In-group bias is one of many dangerous judgment errors known as cognitive biases. They impact decision making in all life areas, ranging from the future of work to relationships.
Another relevant cognitive bias is the empathy gap. This term refers to our difficulty empathizing with those outside of our in-group. The lack of empathy combines with the blindness from the in-group bias, causing executives to ignore the feelings of employees with disabilities and prospective hires.
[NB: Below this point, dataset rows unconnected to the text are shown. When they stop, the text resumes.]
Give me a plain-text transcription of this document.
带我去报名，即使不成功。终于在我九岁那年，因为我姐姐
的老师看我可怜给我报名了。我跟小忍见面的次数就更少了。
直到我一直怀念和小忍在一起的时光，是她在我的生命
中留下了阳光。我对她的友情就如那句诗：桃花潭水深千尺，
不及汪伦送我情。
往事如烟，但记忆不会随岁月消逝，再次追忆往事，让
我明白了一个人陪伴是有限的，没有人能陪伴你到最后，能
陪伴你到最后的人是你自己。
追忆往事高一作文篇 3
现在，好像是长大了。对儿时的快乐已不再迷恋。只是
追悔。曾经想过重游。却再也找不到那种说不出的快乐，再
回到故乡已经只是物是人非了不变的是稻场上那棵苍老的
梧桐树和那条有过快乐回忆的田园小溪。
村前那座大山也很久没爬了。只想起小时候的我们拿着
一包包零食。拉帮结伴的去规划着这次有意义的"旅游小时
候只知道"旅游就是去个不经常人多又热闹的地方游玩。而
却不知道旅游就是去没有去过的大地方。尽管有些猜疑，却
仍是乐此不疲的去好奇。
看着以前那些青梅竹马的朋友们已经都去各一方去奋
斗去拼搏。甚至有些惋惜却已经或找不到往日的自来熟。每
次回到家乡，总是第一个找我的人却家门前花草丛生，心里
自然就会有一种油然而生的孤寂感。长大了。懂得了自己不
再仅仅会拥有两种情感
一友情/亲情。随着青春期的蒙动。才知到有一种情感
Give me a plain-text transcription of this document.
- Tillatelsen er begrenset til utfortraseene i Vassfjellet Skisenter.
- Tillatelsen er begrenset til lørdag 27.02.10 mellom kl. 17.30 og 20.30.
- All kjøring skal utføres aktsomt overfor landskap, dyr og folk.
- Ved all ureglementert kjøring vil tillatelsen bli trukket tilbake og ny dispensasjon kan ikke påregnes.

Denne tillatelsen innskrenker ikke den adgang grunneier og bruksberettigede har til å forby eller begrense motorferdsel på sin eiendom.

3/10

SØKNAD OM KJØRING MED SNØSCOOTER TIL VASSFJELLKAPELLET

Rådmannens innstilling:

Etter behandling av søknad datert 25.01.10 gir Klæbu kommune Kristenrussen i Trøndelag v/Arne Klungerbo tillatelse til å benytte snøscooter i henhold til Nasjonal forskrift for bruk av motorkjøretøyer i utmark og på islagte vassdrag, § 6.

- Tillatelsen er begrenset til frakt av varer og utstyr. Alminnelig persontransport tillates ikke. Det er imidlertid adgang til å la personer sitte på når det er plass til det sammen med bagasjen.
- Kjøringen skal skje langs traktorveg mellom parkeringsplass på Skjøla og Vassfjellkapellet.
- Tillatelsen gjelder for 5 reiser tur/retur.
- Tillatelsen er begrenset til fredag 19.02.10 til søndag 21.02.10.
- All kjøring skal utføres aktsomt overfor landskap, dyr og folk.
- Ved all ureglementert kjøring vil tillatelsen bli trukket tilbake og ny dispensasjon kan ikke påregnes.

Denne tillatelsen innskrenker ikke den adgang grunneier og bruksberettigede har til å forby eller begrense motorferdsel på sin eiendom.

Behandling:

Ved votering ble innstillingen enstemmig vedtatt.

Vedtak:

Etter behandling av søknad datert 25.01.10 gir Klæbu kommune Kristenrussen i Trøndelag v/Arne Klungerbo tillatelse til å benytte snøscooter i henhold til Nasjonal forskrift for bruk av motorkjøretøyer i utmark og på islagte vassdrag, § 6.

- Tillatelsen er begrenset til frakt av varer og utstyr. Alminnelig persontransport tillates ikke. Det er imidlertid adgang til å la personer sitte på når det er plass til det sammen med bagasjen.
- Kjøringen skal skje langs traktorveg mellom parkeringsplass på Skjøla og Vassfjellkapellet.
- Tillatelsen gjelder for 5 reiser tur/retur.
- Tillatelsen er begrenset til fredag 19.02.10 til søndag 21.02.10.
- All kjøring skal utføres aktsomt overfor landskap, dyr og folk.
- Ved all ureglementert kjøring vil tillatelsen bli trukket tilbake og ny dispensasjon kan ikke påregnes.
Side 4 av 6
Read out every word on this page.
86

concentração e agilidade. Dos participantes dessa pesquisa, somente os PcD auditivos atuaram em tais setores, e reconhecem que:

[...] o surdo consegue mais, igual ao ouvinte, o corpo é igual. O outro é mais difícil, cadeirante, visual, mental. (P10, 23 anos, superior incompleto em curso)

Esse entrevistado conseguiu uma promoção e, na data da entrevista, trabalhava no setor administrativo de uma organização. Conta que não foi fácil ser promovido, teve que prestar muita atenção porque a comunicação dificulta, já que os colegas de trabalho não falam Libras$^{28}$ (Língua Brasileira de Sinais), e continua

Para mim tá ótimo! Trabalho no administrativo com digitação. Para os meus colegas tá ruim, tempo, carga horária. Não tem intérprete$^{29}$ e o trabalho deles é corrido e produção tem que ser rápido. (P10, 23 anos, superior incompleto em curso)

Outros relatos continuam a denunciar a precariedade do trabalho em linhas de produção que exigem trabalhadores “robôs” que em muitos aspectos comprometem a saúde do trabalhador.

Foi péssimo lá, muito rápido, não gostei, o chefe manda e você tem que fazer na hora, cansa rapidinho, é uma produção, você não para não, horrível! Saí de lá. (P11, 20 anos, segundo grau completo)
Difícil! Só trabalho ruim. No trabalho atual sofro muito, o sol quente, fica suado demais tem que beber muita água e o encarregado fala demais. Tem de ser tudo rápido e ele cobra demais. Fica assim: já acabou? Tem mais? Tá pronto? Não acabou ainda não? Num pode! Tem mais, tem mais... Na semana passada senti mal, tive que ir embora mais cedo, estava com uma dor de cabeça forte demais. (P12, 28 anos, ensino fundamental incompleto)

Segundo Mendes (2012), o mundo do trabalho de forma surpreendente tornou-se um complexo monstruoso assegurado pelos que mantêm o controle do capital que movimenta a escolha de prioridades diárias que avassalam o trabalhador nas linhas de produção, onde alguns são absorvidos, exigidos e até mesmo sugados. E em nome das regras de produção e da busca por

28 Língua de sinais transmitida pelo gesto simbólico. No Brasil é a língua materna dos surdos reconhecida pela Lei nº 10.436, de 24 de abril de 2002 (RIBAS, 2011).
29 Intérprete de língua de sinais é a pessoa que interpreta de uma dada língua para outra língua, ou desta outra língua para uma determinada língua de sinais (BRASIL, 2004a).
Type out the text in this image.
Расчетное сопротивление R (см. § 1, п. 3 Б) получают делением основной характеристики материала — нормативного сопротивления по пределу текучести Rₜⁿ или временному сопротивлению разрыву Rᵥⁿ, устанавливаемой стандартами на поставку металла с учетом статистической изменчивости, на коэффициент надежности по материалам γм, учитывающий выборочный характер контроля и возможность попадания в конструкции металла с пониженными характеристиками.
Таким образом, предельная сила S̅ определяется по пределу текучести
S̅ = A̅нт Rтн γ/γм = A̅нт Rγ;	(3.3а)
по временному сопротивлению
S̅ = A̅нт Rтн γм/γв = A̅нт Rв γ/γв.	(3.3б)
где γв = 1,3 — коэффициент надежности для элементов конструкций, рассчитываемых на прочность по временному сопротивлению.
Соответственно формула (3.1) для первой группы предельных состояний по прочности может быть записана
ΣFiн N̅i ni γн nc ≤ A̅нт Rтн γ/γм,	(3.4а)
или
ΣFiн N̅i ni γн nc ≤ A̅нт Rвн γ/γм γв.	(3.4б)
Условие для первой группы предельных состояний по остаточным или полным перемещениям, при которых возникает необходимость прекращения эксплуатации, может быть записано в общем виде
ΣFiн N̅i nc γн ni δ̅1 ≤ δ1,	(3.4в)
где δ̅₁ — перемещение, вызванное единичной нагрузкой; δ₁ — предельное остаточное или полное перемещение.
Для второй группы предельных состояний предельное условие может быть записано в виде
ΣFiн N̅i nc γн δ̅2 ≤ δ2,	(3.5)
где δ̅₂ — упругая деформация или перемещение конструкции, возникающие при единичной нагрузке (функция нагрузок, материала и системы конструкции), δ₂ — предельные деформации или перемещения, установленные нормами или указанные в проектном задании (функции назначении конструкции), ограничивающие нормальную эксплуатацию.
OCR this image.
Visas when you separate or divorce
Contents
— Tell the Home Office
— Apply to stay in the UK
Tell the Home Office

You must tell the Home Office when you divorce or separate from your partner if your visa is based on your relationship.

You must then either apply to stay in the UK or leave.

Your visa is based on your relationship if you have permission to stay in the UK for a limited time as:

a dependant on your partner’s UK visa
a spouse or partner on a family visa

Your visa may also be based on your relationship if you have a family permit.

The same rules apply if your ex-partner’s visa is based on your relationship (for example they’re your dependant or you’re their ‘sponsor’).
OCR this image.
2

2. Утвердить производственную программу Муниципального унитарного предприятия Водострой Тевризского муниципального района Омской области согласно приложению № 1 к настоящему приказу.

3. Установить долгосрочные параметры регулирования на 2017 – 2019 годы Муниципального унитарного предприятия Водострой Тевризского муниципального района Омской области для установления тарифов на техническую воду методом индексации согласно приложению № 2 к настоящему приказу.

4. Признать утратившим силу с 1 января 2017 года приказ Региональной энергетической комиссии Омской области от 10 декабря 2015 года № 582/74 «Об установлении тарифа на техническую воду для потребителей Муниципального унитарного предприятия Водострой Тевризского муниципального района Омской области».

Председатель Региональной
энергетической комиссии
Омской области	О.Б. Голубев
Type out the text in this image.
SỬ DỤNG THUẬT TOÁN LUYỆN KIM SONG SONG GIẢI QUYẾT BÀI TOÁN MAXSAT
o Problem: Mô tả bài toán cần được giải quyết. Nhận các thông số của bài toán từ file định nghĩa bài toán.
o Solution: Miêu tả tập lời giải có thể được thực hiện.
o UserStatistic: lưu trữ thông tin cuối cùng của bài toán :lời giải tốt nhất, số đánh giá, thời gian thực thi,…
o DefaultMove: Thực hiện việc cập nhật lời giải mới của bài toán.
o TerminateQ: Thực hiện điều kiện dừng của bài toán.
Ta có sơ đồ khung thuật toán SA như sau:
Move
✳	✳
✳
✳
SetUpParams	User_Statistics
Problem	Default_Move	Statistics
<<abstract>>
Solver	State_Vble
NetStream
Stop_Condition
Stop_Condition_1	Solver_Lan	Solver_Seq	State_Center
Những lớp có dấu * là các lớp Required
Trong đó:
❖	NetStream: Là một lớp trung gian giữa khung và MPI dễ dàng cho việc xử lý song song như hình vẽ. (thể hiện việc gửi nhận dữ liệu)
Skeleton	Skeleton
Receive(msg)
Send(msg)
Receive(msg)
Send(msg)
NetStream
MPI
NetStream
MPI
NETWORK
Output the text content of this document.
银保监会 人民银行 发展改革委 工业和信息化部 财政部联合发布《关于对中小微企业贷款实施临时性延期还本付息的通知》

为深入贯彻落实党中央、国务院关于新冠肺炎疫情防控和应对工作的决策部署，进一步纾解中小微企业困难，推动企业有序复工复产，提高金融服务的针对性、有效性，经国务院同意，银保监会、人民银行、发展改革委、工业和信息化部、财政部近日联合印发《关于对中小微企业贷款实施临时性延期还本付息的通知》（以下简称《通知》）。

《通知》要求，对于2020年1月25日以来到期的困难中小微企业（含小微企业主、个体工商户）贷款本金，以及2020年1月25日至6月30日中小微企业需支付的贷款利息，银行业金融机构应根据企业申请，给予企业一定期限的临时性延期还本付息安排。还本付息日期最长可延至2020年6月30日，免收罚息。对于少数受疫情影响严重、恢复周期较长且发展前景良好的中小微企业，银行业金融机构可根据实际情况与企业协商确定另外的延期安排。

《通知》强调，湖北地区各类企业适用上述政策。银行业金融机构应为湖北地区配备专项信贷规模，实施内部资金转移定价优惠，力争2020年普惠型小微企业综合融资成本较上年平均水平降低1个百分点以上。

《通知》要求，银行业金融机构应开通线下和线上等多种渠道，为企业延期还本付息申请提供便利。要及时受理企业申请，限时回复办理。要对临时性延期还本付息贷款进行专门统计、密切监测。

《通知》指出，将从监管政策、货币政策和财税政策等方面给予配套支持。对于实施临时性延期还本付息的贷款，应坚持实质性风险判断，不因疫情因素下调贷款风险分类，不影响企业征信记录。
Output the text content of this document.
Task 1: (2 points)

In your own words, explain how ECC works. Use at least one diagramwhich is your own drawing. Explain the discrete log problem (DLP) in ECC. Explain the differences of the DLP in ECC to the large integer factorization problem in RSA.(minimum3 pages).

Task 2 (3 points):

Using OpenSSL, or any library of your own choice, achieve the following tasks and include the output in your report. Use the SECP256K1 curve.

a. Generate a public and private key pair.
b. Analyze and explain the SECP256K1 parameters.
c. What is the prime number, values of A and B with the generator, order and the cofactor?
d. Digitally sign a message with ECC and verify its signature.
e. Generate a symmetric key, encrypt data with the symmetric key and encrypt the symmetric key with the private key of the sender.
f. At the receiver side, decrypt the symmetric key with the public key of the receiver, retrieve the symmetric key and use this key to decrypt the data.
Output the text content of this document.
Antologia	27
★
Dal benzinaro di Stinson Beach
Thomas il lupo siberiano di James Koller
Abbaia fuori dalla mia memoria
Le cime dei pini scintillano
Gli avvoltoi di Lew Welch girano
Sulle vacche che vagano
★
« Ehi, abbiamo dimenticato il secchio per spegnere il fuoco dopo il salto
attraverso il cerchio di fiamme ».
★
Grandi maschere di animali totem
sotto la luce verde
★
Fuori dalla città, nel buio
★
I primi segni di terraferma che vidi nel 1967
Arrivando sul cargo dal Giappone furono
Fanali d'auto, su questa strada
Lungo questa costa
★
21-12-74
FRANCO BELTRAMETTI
Omission bias also plays a role. This dangerous judgment error causes us to perceive failure to act as less problematic than acting. Consequently, executives perceive a failure to support the needs of those with disabilities as a minor matter.
Conclusion
The failure to empower people with disabilities through remote work options will prove costly to the bottom lines of companies. Not only are limiting their talent pool by 15 percent, they’re harming their ability to recruit and retain diverse candidates. And as their lawyers and HR departments will tell them, by violating the ADA, they are putting themselves in legal jeopardy.
By contrast, companies like Meta - and my clients - that offer remote work opportunities are seizing a competitive advantage by recruiting these underrepresented candidates. They’re lowering costs of labor while increasing diversity. The future belongs to the savvy companies that offer the flexibility that people with disabilities need.